Para añadir esperpento a la propuesta, la buenrollista justificación. Sostiene el tal Martín, agárrense a lo que tengan a mano, que su fórmula persigue acabar con la exclusión social. Atiendan a la argumentación y, por favor, traten de no blasfemar mucho cuando cierre las comillas: “El crédito ayuda a superar la crisis. Para proteger a las personas que están en peligro de quedarse sin casa, hay que dar más créditos y crear más casas y no poner trabas a que el crédito resurja cuando hay problemas”.

Es imposible calibrar el cinismo, por no escribir otra palabra más gruesa, que hay que reunir para escupir un teorema así con el asfalto manchado por la sangre de quienes prefieren saltar por la ventana a salir a rastras por la puerta de la que creyeron su casa. Lujos que se puede permitir el presidente de una asociación cuyos miembros, los bancos, están libres del peligro de caída. Cuando el balance se les pone en rojo, inyección de pasta pública y hasta la próxima.

Tele-Twitter

Una de las grandes aportaciones de Twitter —pido perdón a los muchísimos lectores que aún no tienen claro de qué va el invento— es que ha cambiado el modo de ver la tele. Ya no hace falta estar delante del trasto. Puede uno dejarlo de fondo, o incluso apagarlo, y seguir el programa que sea a través de los comentarios necesariamente sintéticos que entran a borbotones en la pantalla del ordenador, de la tableta o, si se goza de la vista necesaria (yo ya no), el móvil. El resultado es lo que los finos que se han leído un par de libros y han escrito tres llaman una experiencia vicaria, que no es otra cosa que utilizar los sentidos de los demás para percibir algo. Lo bueno es que como los demás son muchos y algunos de ellos, especialmente perspicaces, la idea que nos hacemos del espacio del que somos espectadores por poderes es mucho más completa que si tuviéramos los cinco sentidos pendientes del monitor.

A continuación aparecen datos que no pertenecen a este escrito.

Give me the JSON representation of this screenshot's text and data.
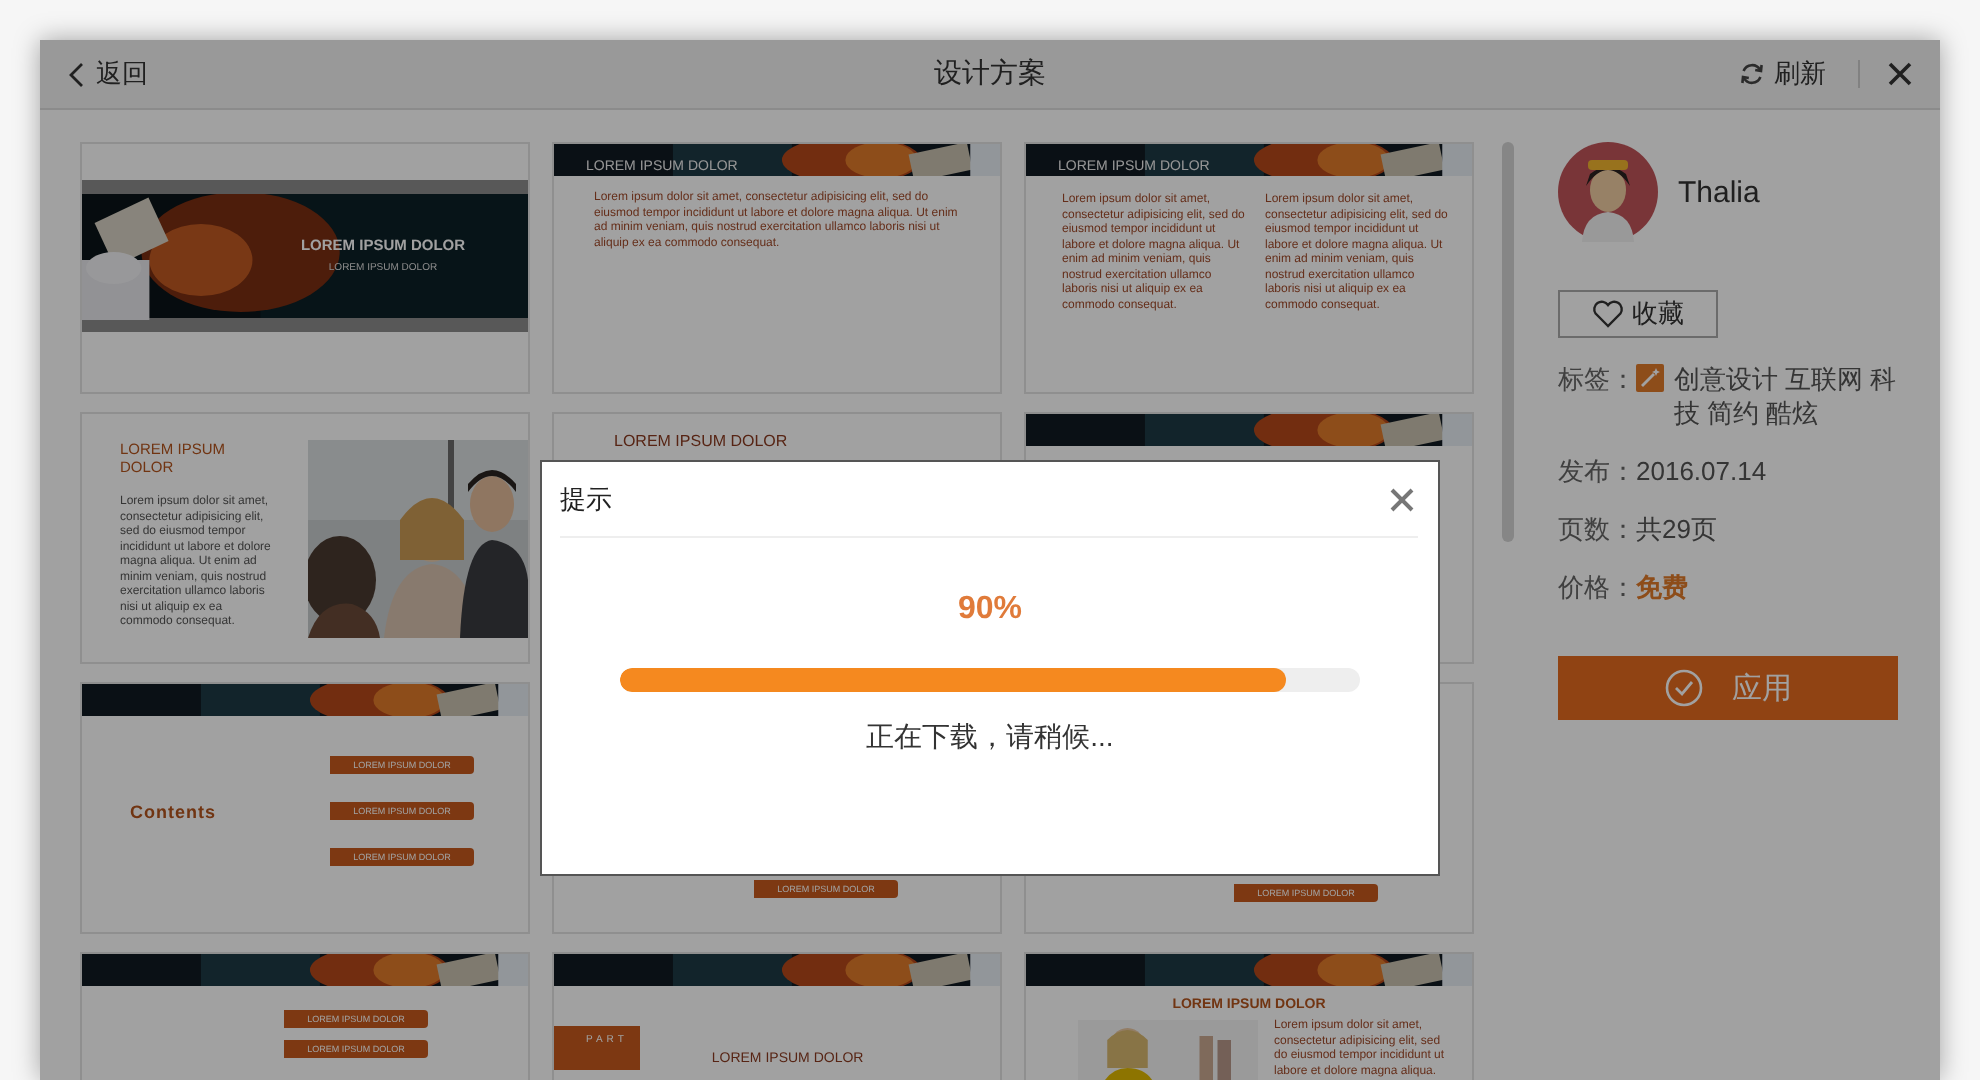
{
  "window": {
    "back": "返回",
    "title": "设计方案",
    "refresh": "刷新"
  },
  "slides": [
    {
      "kind": "cover",
      "banner": false,
      "title": "LOREM IPSUM DOLOR",
      "subtitle": "LOREM IPSUM DOLOR"
    },
    {
      "kind": "text",
      "banner": true,
      "header": "LOREM IPSUM DOLOR",
      "paragraphs": [
        "Lorem ipsum dolor sit amet, consectetur adipisicing elit, sed do eiusmod tempor incididunt ut labore et dolore magna aliqua. Ut enim ad minim veniam, quis nostrud exercitation ullamco laboris nisi ut aliquip ex ea commodo consequat."
      ]
    },
    {
      "kind": "columns",
      "banner": true,
      "header": "LOREM IPSUM DOLOR",
      "paragraphs": [
        "Lorem ipsum dolor sit amet, consectetur adipisicing elit, sed do eiusmod tempor incididunt ut labore et dolore magna aliqua. Ut enim ad minim veniam, quis nostrud exercitation ullamco laboris nisi ut aliquip ex ea commodo consequat.",
        "Lorem ipsum dolor sit amet, consectetur adipisicing elit, sed do eiusmod tempor incididunt ut labore et dolore magna aliqua. Ut enim ad minim veniam, quis nostrud exercitation ullamco laboris nisi ut aliquip ex ea commodo consequat."
      ]
    },
    {
      "banner": false,
      "title": "LOREM IPSUM DOLOR",
      "paragraphs": [
        "Lorem ipsum dolor sit amet, consectetur adipisicing elit, sed do eiusmod tempor incididunt ut labore et dolore magna aliqua. Ut enim ad minim veniam, quis nostrud exercitation ullamco laboris nisi ut aliquip ex ea commodo consequat."
      ]
    },
    {
      "kind": "title",
      "banner": false,
      "title": "LOREM IPSUM DOLOR"
    },
    {
      "kind": "blank",
      "banner": true
    },
    {
      "kind": "contents",
      "banner": true,
      "title": "Contents",
      "items": [
        "LOREM IPSUM DOLOR",
        "LOREM IPSUM DOLOR",
        "LOREM IPSUM DOLOR"
      ]
    },
    {
      "kind": "lower-item",
      "banner": false,
      "items": [
        "LOREM IPSUM DOLOR"
      ]
    },
    {
      "kind": "lower-item",
      "banner": false,
      "items": [
        "LOREM IPSUM DOLOR"
      ]
    },
    {
      "kind": "items",
      "banner": true,
      "items": [
        "LOREM IPSUM DOLOR",
        "LOREM IPSUM DOLOR"
      ]
    },
    {
      "kind": "part",
      "banner": true,
      "label": "PART",
      "title": "LOREM IPSUM DOLOR"
    },
    {
      "kind": "photo-text",
      "banner": true,
      "title": "LOREM IPSUM DOLOR",
      "paragraphs": [
        "Lorem ipsum dolor sit amet, consectetur adipisicing elit, sed do eiusmod tempor incididunt ut labore et dolore magna aliqua."
      ]
    }
  ],
  "author": {
    "name": "Thalia"
  },
  "favorite": {
    "label": "收藏"
  },
  "details": [
    {
      "label": "标签：",
      "kind": "tags",
      "value": "创意设计 互联网 科技 简约 酷炫"
    },
    {
      "label": "发布：",
      "kind": "plain",
      "value": "2016.07.14"
    },
    {
      "label": "页数：",
      "kind": "plain",
      "value": "共29页"
    },
    {
      "label": "价格：",
      "kind": "price",
      "value": "免费"
    }
  ],
  "apply_button": {
    "label": "应用"
  },
  "dialog": {
    "title": "提示",
    "percent": "90%",
    "progress": {
      "level": 0.9
    },
    "message": "正在下载，请稍候..."
  }
}
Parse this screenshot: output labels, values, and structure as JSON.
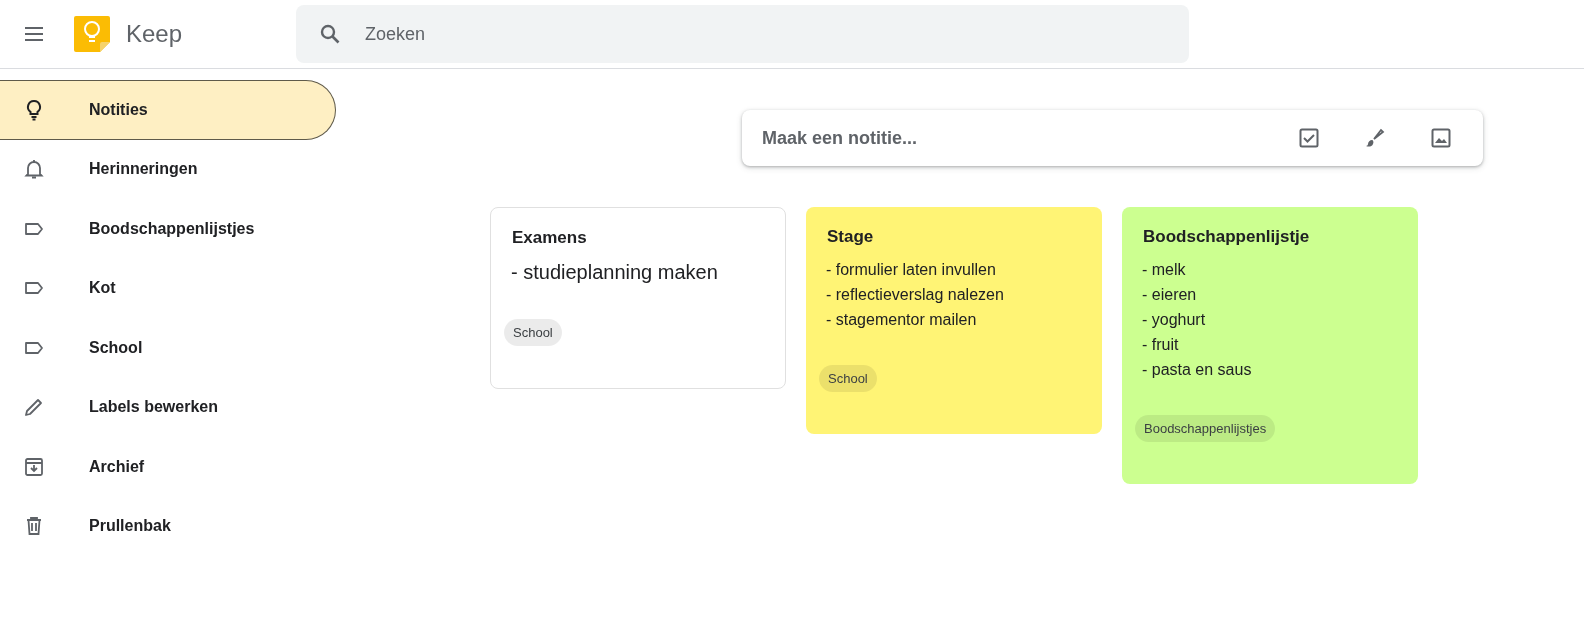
{
  "header": {
    "app_name": "Keep",
    "search": {
      "placeholder": "Zoeken"
    }
  },
  "sidebar": {
    "items": [
      {
        "label": "Notities",
        "kind": "notes",
        "selected": true
      },
      {
        "label": "Herinneringen",
        "kind": "reminders",
        "selected": false
      },
      {
        "label": "Boodschappenlijstjes",
        "kind": "label",
        "selected": false
      },
      {
        "label": "Kot",
        "kind": "label",
        "selected": false
      },
      {
        "label": "School",
        "kind": "label",
        "selected": false
      },
      {
        "label": "Labels bewerken",
        "kind": "edit",
        "selected": false
      },
      {
        "label": "Archief",
        "kind": "archive",
        "selected": false
      },
      {
        "label": "Prullenbak",
        "kind": "trash",
        "selected": false
      }
    ]
  },
  "composer": {
    "placeholder": "Maak een notitie..."
  },
  "notes": [
    {
      "title": "Examens",
      "kind": "short",
      "color": "#ffffff",
      "lines": [
        "- studieplanning maken"
      ],
      "label": "School"
    },
    {
      "title": "Stage",
      "kind": "list",
      "color": "#fff475",
      "lines": [
        "- formulier laten invullen",
        "- reflectieverslag nalezen",
        "- stagementor mailen"
      ],
      "label": "School"
    },
    {
      "title": "Boodschappenlijstje",
      "kind": "list",
      "color": "#ccff90",
      "lines": [
        "- melk",
        "- eieren",
        "- yoghurt",
        "- fruit",
        "- pasta en saus"
      ],
      "label": "Boodschappenlijstjes"
    }
  ]
}
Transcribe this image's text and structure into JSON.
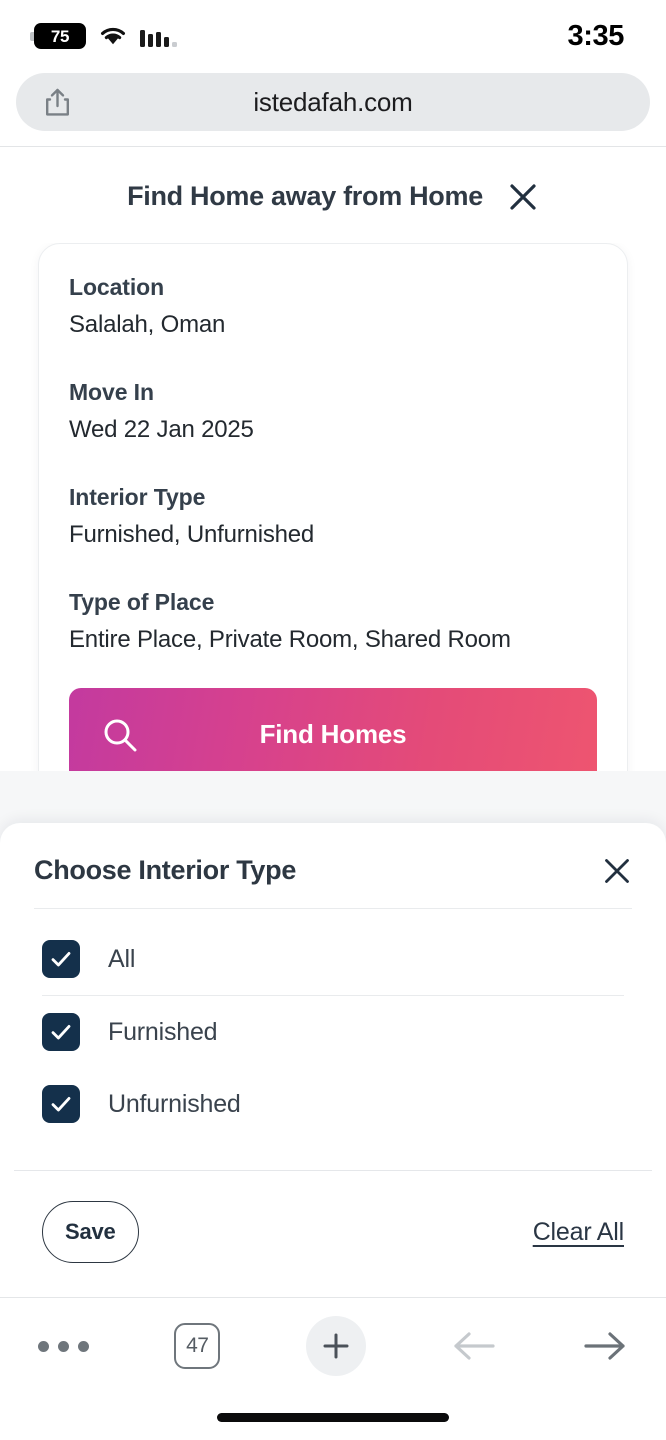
{
  "status_bar": {
    "battery_level": "75",
    "time": "3:35",
    "wifi_icon": "wifi-icon",
    "signal_icon": "signal-bars-icon"
  },
  "browser": {
    "url": "istedafah.com",
    "share_icon": "share-icon",
    "toolbar": {
      "menu_icon": "more-dots-icon",
      "tab_count": "47",
      "new_tab_icon": "plus-icon",
      "back_icon": "arrow-left-icon",
      "forward_icon": "arrow-right-icon"
    }
  },
  "page": {
    "title": "Find Home away from Home",
    "close_icon": "close-x-icon",
    "search_card": {
      "fields": [
        {
          "label": "Location",
          "value": "Salalah, Oman"
        },
        {
          "label": "Move In",
          "value": "Wed 22 Jan 2025"
        },
        {
          "label": "Interior Type",
          "value": "Furnished, Unfurnished"
        },
        {
          "label": "Type of Place",
          "value": "Entire Place, Private Room, Shared Room"
        }
      ],
      "find_button": {
        "label": "Find Homes",
        "icon": "search-icon",
        "gradient_start": "#c33a9f",
        "gradient_end": "#ee5570"
      }
    }
  },
  "sheet": {
    "title": "Choose Interior Type",
    "close_icon": "close-x-icon",
    "options": [
      {
        "label": "All",
        "checked": true
      },
      {
        "label": "Furnished",
        "checked": true
      },
      {
        "label": "Unfurnished",
        "checked": true
      }
    ],
    "save_label": "Save",
    "clear_label": "Clear All",
    "checkbox_color": "#14304b"
  }
}
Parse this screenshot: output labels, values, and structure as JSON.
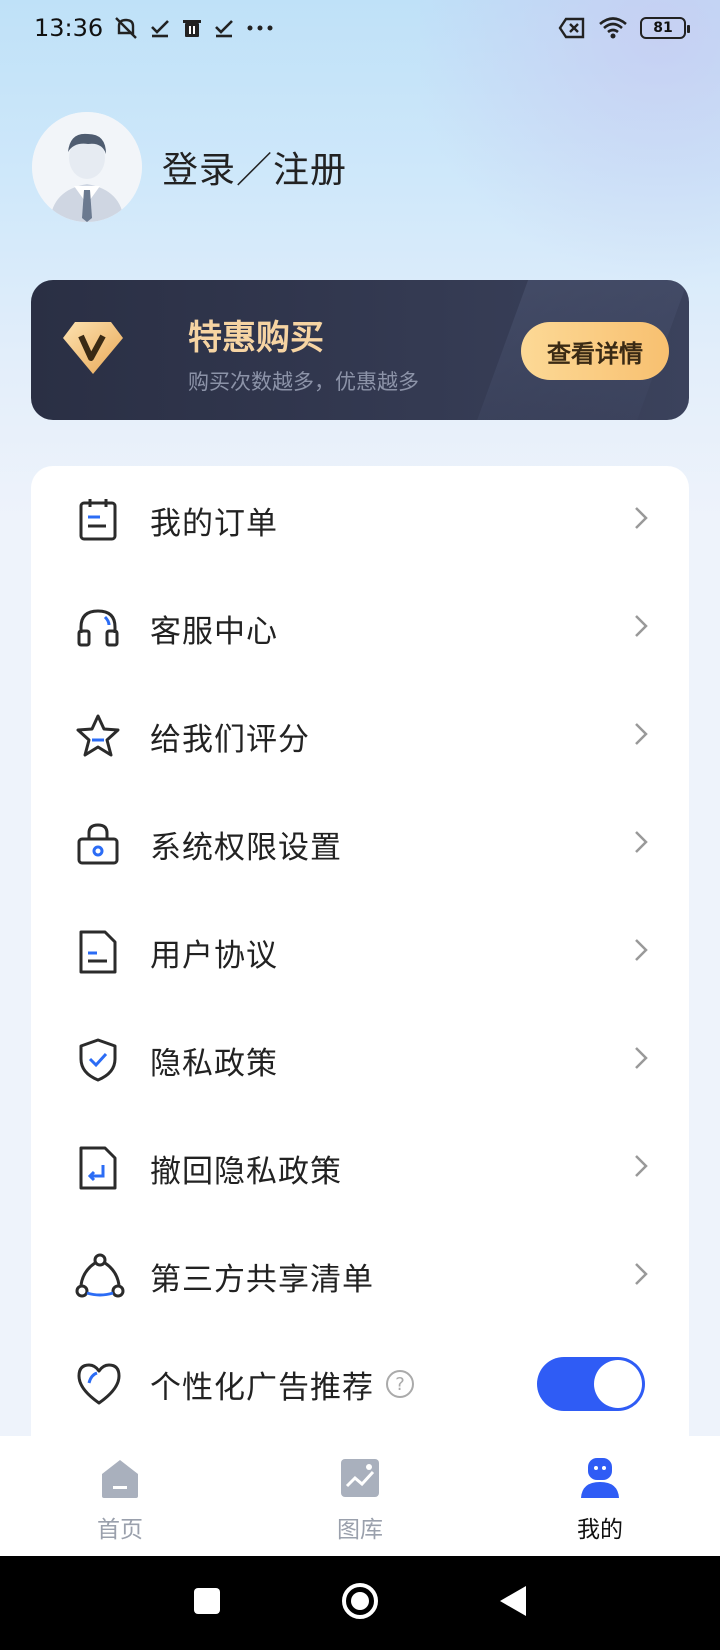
{
  "status_bar": {
    "time": "13:36",
    "battery": "81"
  },
  "profile": {
    "login_label": "登录／注册"
  },
  "vip": {
    "title": "特惠购买",
    "subtitle": "购买次数越多，优惠越多",
    "button": "查看详情"
  },
  "menu": {
    "items": [
      {
        "label": "我的订单",
        "icon": "order-icon"
      },
      {
        "label": "客服中心",
        "icon": "headset-icon"
      },
      {
        "label": "给我们评分",
        "icon": "star-icon"
      },
      {
        "label": "系统权限设置",
        "icon": "lock-icon"
      },
      {
        "label": "用户协议",
        "icon": "document-icon"
      },
      {
        "label": "隐私政策",
        "icon": "shield-icon"
      },
      {
        "label": "撤回隐私政策",
        "icon": "revoke-document-icon"
      },
      {
        "label": "第三方共享清单",
        "icon": "share-icon"
      },
      {
        "label": "个性化广告推荐",
        "icon": "heart-icon"
      }
    ],
    "ad_toggle_on": true
  },
  "bottom_nav": {
    "items": [
      {
        "label": "首页",
        "icon": "home-icon"
      },
      {
        "label": "图库",
        "icon": "gallery-icon"
      },
      {
        "label": "我的",
        "icon": "profile-icon"
      }
    ],
    "active": "我的"
  },
  "colors": {
    "accent": "#2f5cf5",
    "vip_gold": "#f6d4a3",
    "banner_dark": "#2a2f44"
  }
}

Renuevo mi petición de disculpas a quienes deben de estar pensando que me he fumado algo raro, y trato de explicarles el porqué de esta filosofada que les ha caído encima sin comerlo ni beberlo. Ocurre que me estoy volviendo adicto a la tele tuiteada. Así seguí el viernes pasado primero la pitada de la final de Copa y luego, con menos entusiasmo, el baño que recibió mi equipo. Al día siguiente —créanselo— me tragué el festival de Eurovisión desde el acorde inicial a la última votación. Pero mi consagración definitiva como friki incurable fue el domingo, cuando, sin ver una sola imagen real, me aticé en vena en píldoras de 140 caracteres el “Salvados” de La Sexta sobre las bondades de invertir en ciencia y las maldades de hacerlo en ladrillos.

El fenómeno fue bien curioso. El 99 por ciento de los comentarios iban del hondo elogio a la entrega absoluta. Se diría que se acababa de asistir a la verdad revelada. Yo debería haber sentido lo mismo por delegación. Pero me decepcionó. Y mucho.